Video 3 Transcript

Narrator: Three days later, you walk down the hall and see Dr. Baird, Ena, John, and Niveda standing outside of Dr. Baird’s office. Melinda, the graduate nurse, is with them as well. You note this is before grand rounds and also see a group of nurses restocking items on one of the pediatric crash carts down the hall. They ask you to come and join their conversation.

Ena: Let’s debrief about what just happened a little while ago. Room 315 experienced a medication error that led to respiratory arrest. The patient was given the antidote and appears to be recovering, but we are going to ship her out to a higher care level to monitor for any long-lasting or recurring effects, as we do not have a Pediatric Intensive Care Unit (PICU) here. Melinda, please tell us what happened. Do not be afraid to share the whole truth. Everyone is here to support you and to see what can be done better so that this doesn’t reoccur. Everyone realizes how stressful this incident is on you, and I want to remind you that we were once all new to practice before.

Melinda: (crying and obviously upset) After I received report on the patients in room 315, I went in and performed assessments on them both.

Dr. Baird: Wait. Why were there two patients in 315? All of our rooms are private.

Ena: This is part of the new initiative that Darla has implemented. Mrs. Smith was a patient here two weeks ago, when she delivered a baby girl. Her daughter was having difficulty breathing at home so she called 911. Upon their arrival, it was found that both she and her infant had pneumonia. Darla gave permission to admit them both to the same room so that the mother and child wouldn’t be separated.

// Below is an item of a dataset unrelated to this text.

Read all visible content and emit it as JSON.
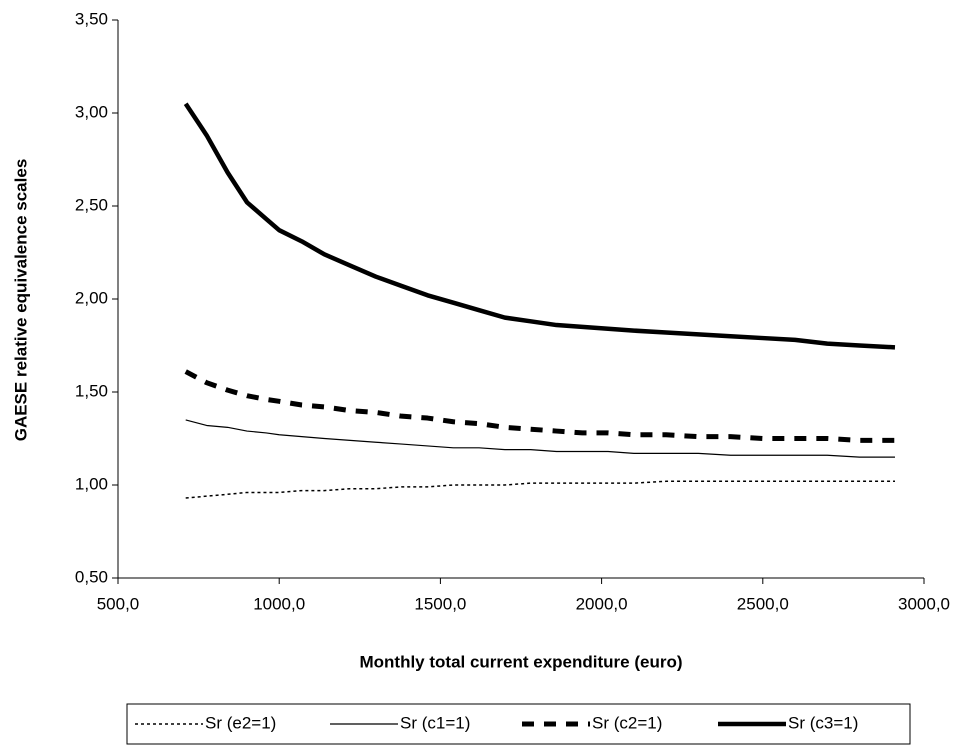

Dr. Baird: Hmm…we will discuss that later. I’m sorry for interrupting, Melinda. Please continue.

Melinda: (still very upset) After I had finished my assessments of them, I asked the mother if there was anything I could get for her. She ask for pain medication. In her report, it was noted that she did not rest all night. The orders did not have directions as to when to give which medication, so I chose to give her a dose of morphine to relieve her pain and help her rest. I gathered my supplies and the medications from the Pyxis and went to the computer to do my med check. When I returned to the room, Darla was inside doing her daily leadership rounds. I didn’t want to interrupt her, as she yelled at me in front of a patient a few days ago when I was checking their identifiers. So, I went and scanned the mother’s armband and verified her date of birth against the Medication Administration Record (MAR). It was correct. I pulled up the medication, and then Darla handed me the IV tubing…and I…I gave the mother’s medication without checking the tubing. Darla had handed me the infant’s IV tubing…not the mothers.

Dr. Baird: Let’s get someone for Melinda to talk to and to help her do the incident paperwork. Has anyone spoken with Darla?

Niveda: As soon as John and I arrived, she left…and I don’t mean she just left the room; she left the unit.

John: I have my suspicions of where she ran off to.

Dr. Baird: I do too. Ena, why don’t you and I run down to the CNO’s office for a quick chat?